EXPLAIN FORMAT=TREE SELECT * FROM t_json_arrays WHERE 3 MEMBER OF (c_array -> '$');

-- -> Filter: json'3' member of (cast(json_extract(t_json_arrays.c_array,_utf8mb4'$') as unsigned array))  (cost=1.10 rows=1)
--     -> Index lookup on t_json_arrays using functional_index (cast(json_extract(t_json_arrays.c_array,_utf8mb4'$') as unsigned array)=json'3')  (cost=1.10 rows=1)

Note how the WHERE condition must replicate exactly the functional key part (in this case, c_array -> '$').

Performance expectations

According to the functionality worklog, the index is a slightly modified B-tree:

In general, multi-valued index is a regular functional index, with the exception that it requires additional handling under the hood on INSERT/UPDATE for multi-valued key parts.

SHOW INDEXES FROM t_json_arrays WHERE Key_name NOT LIKE 'PRIMARY'\G

-- *************************** 1. row ***************************
--      Table: t_json_arrays
--   Key_name: functional_index
-- Index_type: BTREE
-- [...]

Using a simple B-tree for this purpose has the specular opposite advantages and disadvantages of inverted indexes, the crucial difference being that the operations cost increases linearly with the size of the array stored.

This is because B-trees don’t have optimizations for large/batch insertions (inverted indexes are document-oriented, so it’s expected for insertions to be large); each array entry is one key in the index.

On the other hand, the DMLs cost is constant¹; there are no spikes caused by maintenance operations (ie. index merging.

Why multiple arrays can’t be indexed

An interesting point is that:

Only one multi-valued key part is allowed per index, to avoid exponential explosion. E.g if there would be two multi-valued key parts, and server would provide 10 values for each, SE would have to store 100 index records.

Why is that?

Because there are no convenient data structures for optimizing such case.

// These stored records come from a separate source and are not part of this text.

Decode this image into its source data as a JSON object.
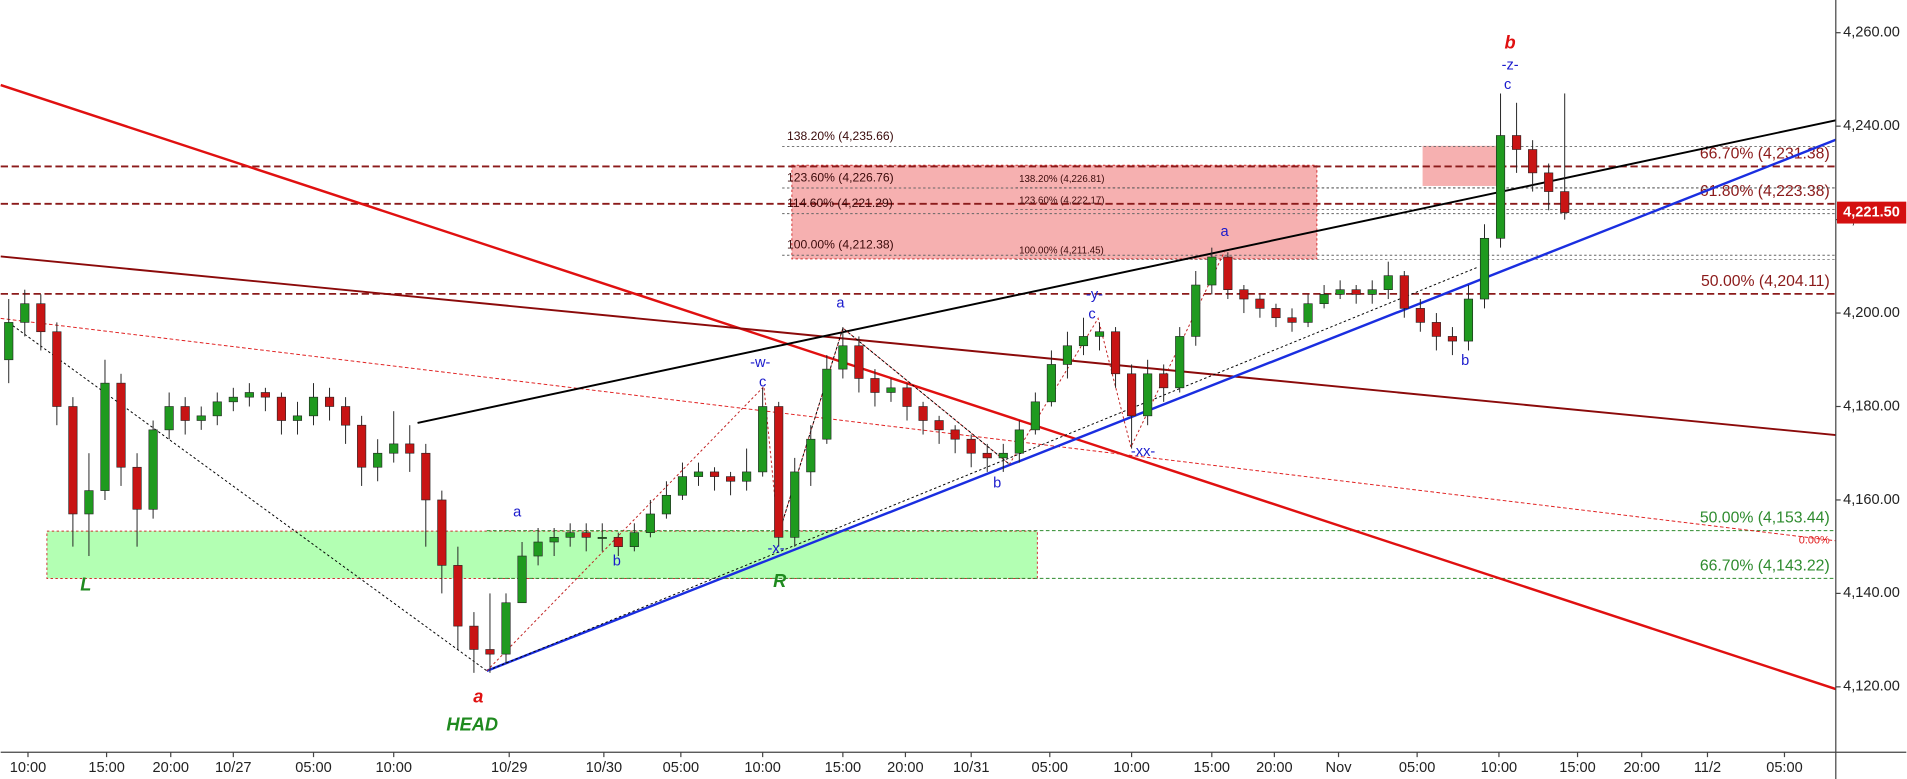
{
  "chart_data": {
    "type": "candlestick",
    "candles": {
      "x": [
        0,
        1,
        2,
        3,
        4,
        5,
        6,
        7,
        8,
        9,
        10,
        11,
        12,
        13,
        14,
        15,
        16,
        17,
        18,
        19,
        20,
        21,
        22,
        23,
        24,
        25,
        26,
        27,
        28,
        29,
        30,
        31,
        32,
        33,
        34,
        35,
        36,
        37,
        38,
        39,
        40,
        41,
        42,
        43,
        44,
        45,
        46,
        47,
        48,
        49,
        50,
        51,
        52,
        53,
        54,
        55,
        56,
        57,
        58,
        59,
        60,
        61,
        62,
        63,
        64,
        65,
        66,
        67,
        68,
        69,
        70,
        71,
        72,
        73,
        74,
        75,
        76,
        77,
        78,
        79,
        80,
        81,
        82,
        83,
        84,
        85,
        86,
        87,
        88,
        89,
        90,
        91,
        92,
        93,
        94,
        95,
        96,
        97
      ],
      "open": [
        4190,
        4198,
        4202,
        4196,
        4180,
        4157,
        4162,
        4185,
        4167,
        4158,
        4175,
        4180,
        4177,
        4178,
        4181,
        4182,
        4183,
        4182,
        4177,
        4178,
        4182,
        4180,
        4176,
        4167,
        4170,
        4172,
        4170,
        4160,
        4146,
        4133,
        4128,
        4127,
        4138,
        4148,
        4151,
        4152,
        4153,
        4152,
        4152,
        4150,
        4153,
        4157,
        4161,
        4165,
        4166,
        4165,
        4164,
        4166,
        4180,
        4152,
        4166,
        4173,
        4188,
        4193,
        4186,
        4183,
        4184,
        4180,
        4177,
        4175,
        4173,
        4170,
        4169,
        4170,
        4175,
        4181,
        4189,
        4193,
        4195,
        4196,
        4187,
        4178,
        4187,
        4184,
        4195,
        4206,
        4212,
        4205,
        4203,
        4201,
        4199,
        4198,
        4202,
        4204,
        4205,
        4204,
        4205,
        4208,
        4201,
        4198,
        4195,
        4194,
        4203,
        4216,
        4238,
        4235,
        4230,
        4226
      ],
      "high": [
        4203,
        4205,
        4204,
        4198,
        4182,
        4170,
        4190,
        4187,
        4170,
        4177,
        4183,
        4182,
        4180,
        4183,
        4184,
        4185,
        4184,
        4183,
        4181,
        4185,
        4184,
        4182,
        4178,
        4173,
        4179,
        4176,
        4172,
        4162,
        4150,
        4136,
        4140,
        4140,
        4151,
        4154,
        4154,
        4155,
        4155,
        4155,
        4153,
        4155,
        4160,
        4164,
        4168,
        4168,
        4167,
        4166,
        4171,
        4184,
        4181,
        4169,
        4176,
        4191,
        4197,
        4195,
        4188,
        4186,
        4185,
        4181,
        4178,
        4176,
        4174,
        4172,
        4172,
        4177,
        4183,
        4192,
        4196,
        4199,
        4198,
        4197,
        4189,
        4190,
        4189,
        4197,
        4209,
        4214,
        4213,
        4206,
        4204,
        4202,
        4201,
        4204,
        4206,
        4207,
        4206,
        4207,
        4211,
        4209,
        4203,
        4200,
        4197,
        4206,
        4219,
        4247,
        4245,
        4237,
        4232,
        4247
      ],
      "low": [
        4185,
        4195,
        4192,
        4176,
        4150,
        4148,
        4160,
        4163,
        4150,
        4156,
        4173,
        4174,
        4175,
        4176,
        4179,
        4180,
        4179,
        4174,
        4174,
        4176,
        4177,
        4172,
        4163,
        4164,
        4168,
        4166,
        4150,
        4140,
        4128,
        4123,
        4123,
        4125,
        4143,
        4146,
        4148,
        4150,
        4149,
        4149,
        4148,
        4149,
        4152,
        4156,
        4160,
        4163,
        4162,
        4161,
        4162,
        4165,
        4150,
        4150,
        4163,
        4172,
        4186,
        4183,
        4180,
        4181,
        4177,
        4174,
        4172,
        4170,
        4167,
        4166,
        4166,
        4168,
        4174,
        4180,
        4186,
        4191,
        4192,
        4184,
        4171,
        4176,
        4181,
        4183,
        4193,
        4204,
        4203,
        4200,
        4199,
        4197,
        4196,
        4197,
        4201,
        4203,
        4202,
        4202,
        4203,
        4199,
        4196,
        4192,
        4191,
        4192,
        4201,
        4214,
        4230,
        4226,
        4222,
        4220
      ],
      "close": [
        4198,
        4202,
        4196,
        4180,
        4157,
        4162,
        4185,
        4167,
        4158,
        4175,
        4180,
        4177,
        4178,
        4181,
        4182,
        4183,
        4182,
        4177,
        4178,
        4182,
        4180,
        4176,
        4167,
        4170,
        4172,
        4170,
        4160,
        4146,
        4133,
        4128,
        4127,
        4138,
        4148,
        4151,
        4152,
        4153,
        4152,
        4152,
        4150,
        4153,
        4157,
        4161,
        4165,
        4166,
        4165,
        4164,
        4166,
        4180,
        4152,
        4166,
        4173,
        4188,
        4193,
        4186,
        4183,
        4184,
        4180,
        4177,
        4175,
        4173,
        4170,
        4169,
        4170,
        4175,
        4181,
        4189,
        4193,
        4195,
        4196,
        4187,
        4178,
        4187,
        4184,
        4195,
        4206,
        4212,
        4205,
        4203,
        4201,
        4199,
        4198,
        4202,
        4204,
        4205,
        4204,
        4205,
        4208,
        4201,
        4198,
        4195,
        4194,
        4203,
        4216,
        4238,
        4235,
        4230,
        4226,
        4221.5
      ]
    },
    "up_color": "#1f9a1f",
    "down_color": "#c81414",
    "xlim": [
      -0.5,
      113.9
    ],
    "ylim": [
      4106,
      4267
    ],
    "xticks": [
      {
        "value": 1.2,
        "label": "10:00"
      },
      {
        "value": 6.1,
        "label": "15:00"
      },
      {
        "value": 10.1,
        "label": "20:00"
      },
      {
        "value": 14.0,
        "label": "10/27"
      },
      {
        "value": 19.0,
        "label": "05:00"
      },
      {
        "value": 24.0,
        "label": "10:00"
      },
      {
        "value": 31.2,
        "label": "10/29"
      },
      {
        "value": 37.1,
        "label": "10/30"
      },
      {
        "value": 41.9,
        "label": "05:00"
      },
      {
        "value": 47.0,
        "label": "10:00"
      },
      {
        "value": 52.0,
        "label": "15:00"
      },
      {
        "value": 55.9,
        "label": "20:00"
      },
      {
        "value": 60.0,
        "label": "10/31"
      },
      {
        "value": 64.9,
        "label": "05:00"
      },
      {
        "value": 70.0,
        "label": "10:00"
      },
      {
        "value": 75.0,
        "label": "15:00"
      },
      {
        "value": 78.9,
        "label": "20:00"
      },
      {
        "value": 82.9,
        "label": "Nov"
      },
      {
        "value": 87.8,
        "label": "05:00"
      },
      {
        "value": 92.9,
        "label": "10:00"
      },
      {
        "value": 97.8,
        "label": "15:00"
      },
      {
        "value": 101.8,
        "label": "20:00"
      },
      {
        "value": 105.9,
        "label": "11/2"
      },
      {
        "value": 110.7,
        "label": "05:00"
      }
    ],
    "yticks": [
      {
        "value": 4260,
        "label": "4,260.00"
      },
      {
        "value": 4240,
        "label": "4,240.00"
      },
      {
        "value": 4220,
        "label": "4,220.00"
      },
      {
        "value": 4200,
        "label": "4,200.00"
      },
      {
        "value": 4180,
        "label": "4,180.00"
      },
      {
        "value": 4160,
        "label": "4,160.00"
      },
      {
        "value": 4140,
        "label": "4,140.00"
      },
      {
        "value": 4120,
        "label": "4,120.00"
      }
    ],
    "last_price": {
      "value": 4221.5,
      "label": "4,221.50"
    },
    "major_levels": [
      {
        "value": 4231.38,
        "label": "66.70% (4,231.38)"
      },
      {
        "value": 4223.38,
        "label": "61.80% (4,223.38)"
      },
      {
        "value": 4204.11,
        "label": "50.00% (4,204.11)"
      }
    ],
    "target_levels": [
      {
        "value": 4153.44,
        "label": "50.00% (4,153.44)"
      },
      {
        "value": 4143.22,
        "label": "66.70% (4,143.22)"
      }
    ],
    "fib_levels": [
      {
        "value": 4235.66,
        "label": "138.20% (4,235.66)"
      },
      {
        "value": 4226.76,
        "label": "123.60% (4,226.76)"
      },
      {
        "value": 4221.29,
        "label": "114.60% (4,221.29)"
      },
      {
        "value": 4212.38,
        "label": "100.00% (4,212.38)"
      }
    ],
    "inner_fib_levels": [
      {
        "value": 4226.81,
        "label": "138.20% (4,226.81)"
      },
      {
        "value": 4222.17,
        "label": "123.60% (4,222.17)"
      },
      {
        "value": 4211.45,
        "label": "100.00% (4,211.45)"
      }
    ],
    "annotations": [
      "b",
      "-z-",
      "c",
      "a",
      "a",
      "-y-",
      "c",
      "-w-",
      "c",
      "b",
      "-xx-",
      "b",
      "a",
      "b",
      "-x-",
      "L",
      "R",
      "a",
      "HEAD",
      "0.00%"
    ]
  }
}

With the current data structure, the tuple [1, 2], [4, 5] would generate the index keys:

  • (1, 4),
  • (1, 5),
  • (2, 4),
  • (2, 5).

Suppose that we tackled the problem by reducing the keys to a composition of each value of the first array with the second array:

  • (1, 4, 5),
  • (2, 4, 5).

we couldn’t efficiently search in both arrays, since the index is only on the first element; for example, searching on:

  • 1, 4

could only lookup for 1 entries, not for 4 ones.

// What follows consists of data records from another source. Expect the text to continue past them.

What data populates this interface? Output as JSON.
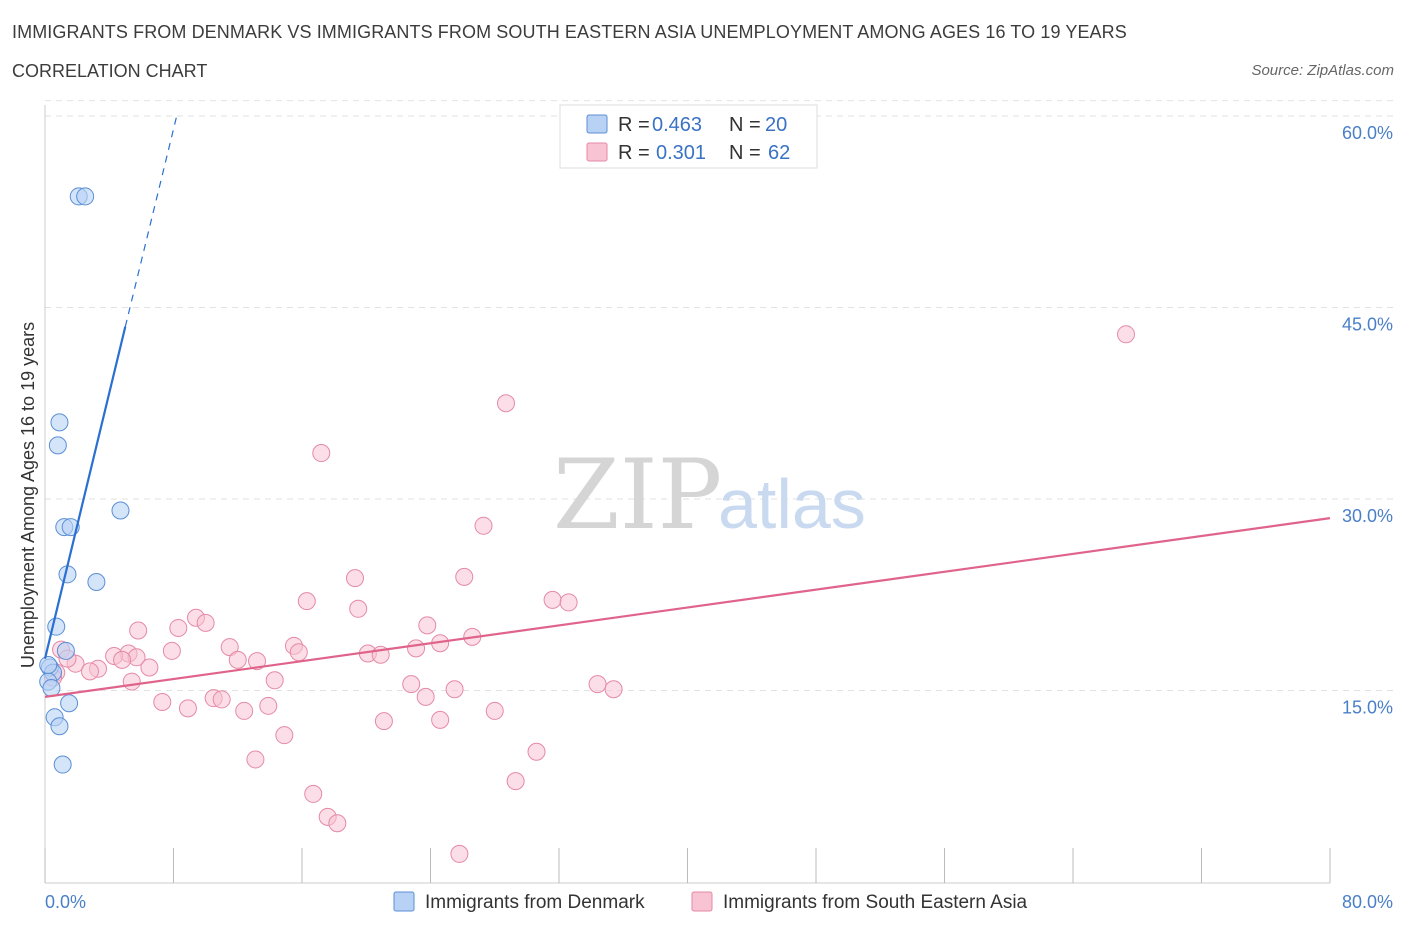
{
  "header": {
    "title": "IMMIGRANTS FROM DENMARK VS IMMIGRANTS FROM SOUTH EASTERN ASIA UNEMPLOYMENT AMONG AGES 16 TO 19 YEARS",
    "subtitle": "CORRELATION CHART",
    "source": "Source: ZipAtlas.com"
  },
  "colors": {
    "denmark_fill": "#b8d2f5",
    "denmark_stroke": "#5b8fd6",
    "denmark_line": "#2a6fd1",
    "sea_fill": "#f8c3d3",
    "sea_stroke": "#e58aa6",
    "sea_line": "#e0638b",
    "grid": "#e2e2e2",
    "axis_label": "#4a7fc8"
  },
  "watermark": {
    "zip": "ZIP",
    "atlas": "atlas"
  },
  "legend": {
    "r_label": "R =",
    "n_label": "N =",
    "rows": [
      {
        "r": "0.463",
        "n": "20"
      },
      {
        "r": "0.301",
        "n": "62"
      }
    ]
  },
  "chart_data": {
    "type": "scatter",
    "title": "IMMIGRANTS FROM DENMARK VS IMMIGRANTS FROM SOUTH EASTERN ASIA UNEMPLOYMENT AMONG AGES 16 TO 19 YEARS",
    "xlabel": "",
    "ylabel": "Unemployment Among Ages 16 to 19 years",
    "xlim": [
      0,
      80
    ],
    "ylim": [
      0,
      60
    ],
    "x_tick_labels": [
      "0.0%",
      "80.0%"
    ],
    "y_ticks": [
      15,
      30,
      45,
      60
    ],
    "y_tick_labels": [
      "15.0%",
      "30.0%",
      "45.0%",
      "60.0%"
    ],
    "series": [
      {
        "name": "Immigrants from Denmark",
        "r": 0.463,
        "n": 20,
        "trend": {
          "x0": 0,
          "y0": 17.5,
          "x1": 5.0,
          "y1": 43.5,
          "dashed_to_x": 8.2,
          "dashed_to_y": 60.0
        },
        "points": [
          [
            2.1,
            53.7
          ],
          [
            2.5,
            53.7
          ],
          [
            0.9,
            36.0
          ],
          [
            0.8,
            34.2
          ],
          [
            4.7,
            29.1
          ],
          [
            1.2,
            27.8
          ],
          [
            1.6,
            27.8
          ],
          [
            1.4,
            24.1
          ],
          [
            3.2,
            23.5
          ],
          [
            0.7,
            20.0
          ],
          [
            1.3,
            18.1
          ],
          [
            0.3,
            16.8
          ],
          [
            0.5,
            16.4
          ],
          [
            0.2,
            15.7
          ],
          [
            0.4,
            15.2
          ],
          [
            1.5,
            14.0
          ],
          [
            0.6,
            12.9
          ],
          [
            0.9,
            12.2
          ],
          [
            1.1,
            9.2
          ],
          [
            0.2,
            17.0
          ]
        ]
      },
      {
        "name": "Immigrants from South Eastern Asia",
        "r": 0.301,
        "n": 62,
        "trend": {
          "x0": 0,
          "y0": 14.5,
          "x1": 80,
          "y1": 28.5
        },
        "points": [
          [
            67.3,
            42.9
          ],
          [
            28.7,
            37.5
          ],
          [
            17.2,
            33.6
          ],
          [
            27.3,
            27.9
          ],
          [
            19.3,
            23.8
          ],
          [
            26.1,
            23.9
          ],
          [
            31.6,
            22.1
          ],
          [
            32.6,
            21.9
          ],
          [
            16.3,
            22.0
          ],
          [
            19.5,
            21.4
          ],
          [
            9.4,
            20.7
          ],
          [
            10.0,
            20.3
          ],
          [
            23.8,
            20.1
          ],
          [
            8.3,
            19.9
          ],
          [
            5.8,
            19.7
          ],
          [
            26.6,
            19.2
          ],
          [
            24.6,
            18.7
          ],
          [
            11.5,
            18.4
          ],
          [
            15.5,
            18.5
          ],
          [
            7.9,
            18.1
          ],
          [
            15.8,
            18.0
          ],
          [
            20.1,
            17.9
          ],
          [
            20.9,
            17.8
          ],
          [
            23.1,
            18.3
          ],
          [
            1.0,
            18.2
          ],
          [
            5.2,
            17.9
          ],
          [
            4.3,
            17.7
          ],
          [
            5.7,
            17.6
          ],
          [
            4.8,
            17.4
          ],
          [
            12.0,
            17.4
          ],
          [
            13.2,
            17.3
          ],
          [
            1.9,
            17.1
          ],
          [
            3.3,
            16.7
          ],
          [
            2.8,
            16.5
          ],
          [
            6.5,
            16.8
          ],
          [
            0.7,
            16.4
          ],
          [
            14.3,
            15.8
          ],
          [
            5.4,
            15.7
          ],
          [
            34.4,
            15.5
          ],
          [
            35.4,
            15.1
          ],
          [
            22.8,
            15.5
          ],
          [
            25.5,
            15.1
          ],
          [
            23.7,
            14.5
          ],
          [
            10.5,
            14.4
          ],
          [
            11.0,
            14.3
          ],
          [
            7.3,
            14.1
          ],
          [
            8.9,
            13.6
          ],
          [
            12.4,
            13.4
          ],
          [
            13.9,
            13.8
          ],
          [
            28.0,
            13.4
          ],
          [
            21.1,
            12.6
          ],
          [
            24.6,
            12.7
          ],
          [
            14.9,
            11.5
          ],
          [
            30.6,
            10.2
          ],
          [
            13.1,
            9.6
          ],
          [
            29.3,
            7.9
          ],
          [
            16.7,
            6.9
          ],
          [
            17.6,
            5.1
          ],
          [
            18.2,
            4.6
          ],
          [
            25.8,
            2.2
          ],
          [
            0.5,
            16.0
          ],
          [
            1.4,
            17.5
          ]
        ]
      }
    ],
    "legend_position": "top-center",
    "bottom_legend": [
      "Immigrants from Denmark",
      "Immigrants from South Eastern Asia"
    ]
  }
}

Sounds familiar? This is essentially the leftmost string prefix search problem.

The arrays of each tuple can still be independently indexed; probably, such configuration could lead to the index merge intersection optimization.

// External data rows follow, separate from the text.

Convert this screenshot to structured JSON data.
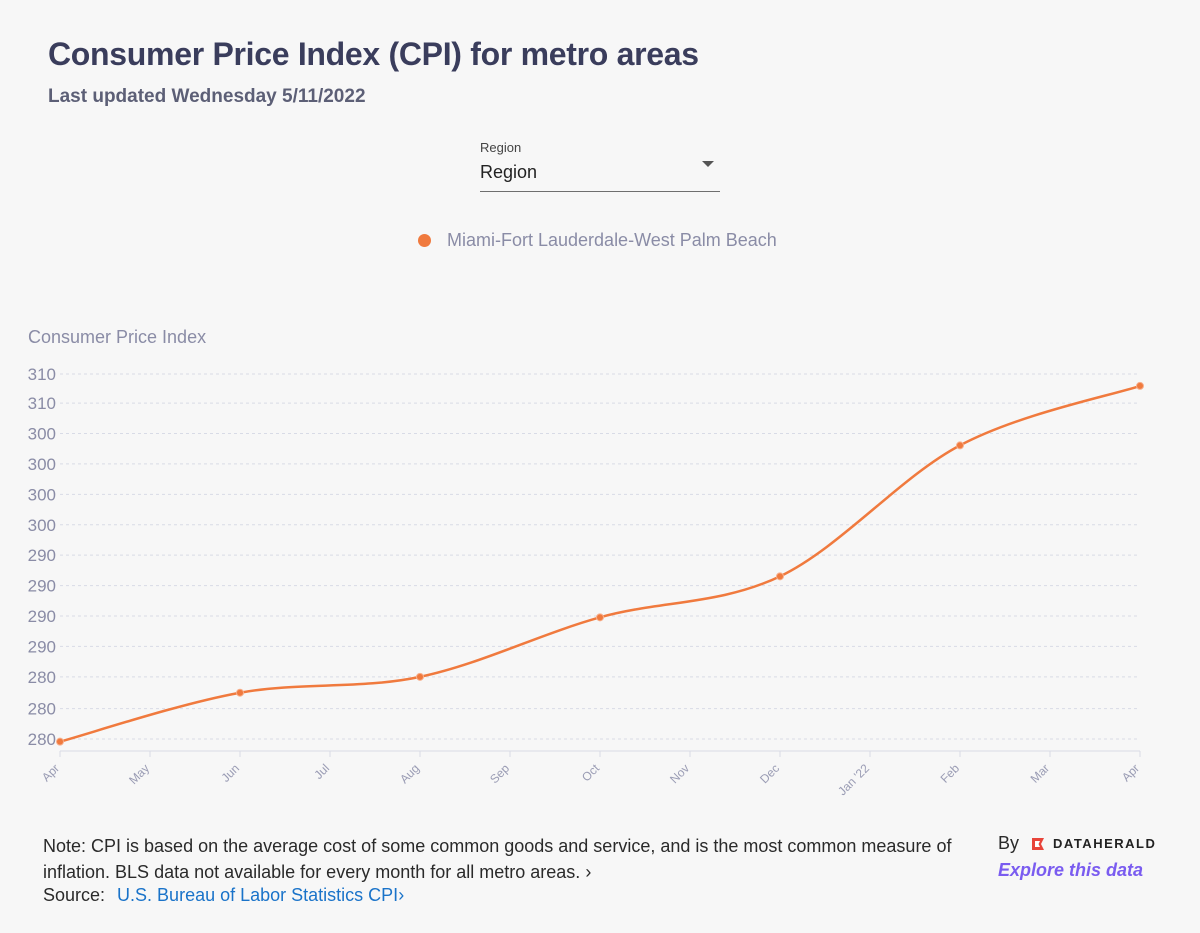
{
  "header": {
    "title": "Consumer Price Index (CPI) for metro areas",
    "subtitle": "Last updated Wednesday 5/11/2022"
  },
  "region_select": {
    "label": "Region",
    "value": "Region"
  },
  "colors": {
    "series": "#f07a3e",
    "grid": "#d8dbe6",
    "axis_text": "#8a8ca6"
  },
  "chart_data": {
    "type": "line",
    "xlabel": "",
    "ylabel": "Consumer Price Index",
    "x": [
      "Apr",
      "May",
      "Jun",
      "Jul",
      "Aug",
      "Sep",
      "Oct",
      "Nov",
      "Dec",
      "Jan '22",
      "Feb",
      "Mar",
      "Apr"
    ],
    "series": [
      {
        "name": "Miami-Fort Lauderdale-West Palm Beach",
        "points": [
          {
            "x": "Apr",
            "y": 279.8
          },
          {
            "x": "Jun",
            "y": 283.5
          },
          {
            "x": "Aug",
            "y": 284.7
          },
          {
            "x": "Oct",
            "y": 289.2
          },
          {
            "x": "Dec",
            "y": 292.3
          },
          {
            "x": "Feb",
            "y": 302.2
          },
          {
            "x": "Apr",
            "y": 306.7
          }
        ]
      }
    ],
    "ylim": [
      279.4,
      307.6
    ],
    "y_ticks": [
      280,
      282.3,
      284.7,
      287,
      289.3,
      291.6,
      293.9,
      296.2,
      298.5,
      300.8,
      303.1,
      305.4,
      307.6
    ],
    "y_tick_labels": [
      "280",
      "280",
      "280",
      "290",
      "290",
      "290",
      "290",
      "300",
      "300",
      "300",
      "300",
      "310",
      "310"
    ],
    "grid": true,
    "legend_position": "top-center"
  },
  "footer": {
    "note": "Note: CPI is based on the average cost of some common goods and service, and is the most common measure of inflation. BLS data not available for every month for all metro areas.",
    "note_chevron": "›",
    "source_label": "Source:",
    "source_link": "U.S. Bureau of Labor Statistics CPI",
    "source_chevron": "›",
    "by": "By",
    "brand": "DATAHERALD",
    "explore": "Explore this data"
  }
}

How do I declare an ARRAY UNSIGNED column?

We’ve played with arrays storage and indexing; how about creating a column of UNSIGNED ARRAY data type?:

CREATE TEMPORARY TABLE t_json_arrays(
  id      INT PRIMARY KEY AUTO_INCREMENT,
  c_array UNSIGNED ARRAY NOT NULL
);

-- ERROR 1064 (42000): You have an error in your SQL syntax [...] near 'UNSIGNED ARRAY NOT NULL

Ouch! There is no currently such data type. Internally, everything is done via json; the worklog explains this:

[…] server creates virtual generated column using the typed array field (instead of a regular field) for a function for which is_returns_array() method returns true. This WL adds one such function - CAST(… AS … ARRAY).
The typed array field (Field_typed_array class) essentially is a JSON field, a descendant of Field_json, but it reports itself as a regular field which type is typed array element’s type. […]

Adding a new data type would require a considerable amount of work; the team’s resources are evidently focused on other functionalities, so they released a good-enough functionality, which in my opinion, is a balanced choice.

Conclusion

We’re very excited by the introduction of this data type, and we’re in the process of migrating the fulltext indexes used for pseudo-arrays, to JSON-based array columns/indexes; I think this is a very significant step in making MySQL a well-rounded RDBMS, and covers an important use case in applications of a certain size.

Footnotes

¹: Insertion cost in B-trees is not constant, however, the maintenance cost (rebalancing) is negligible in this context.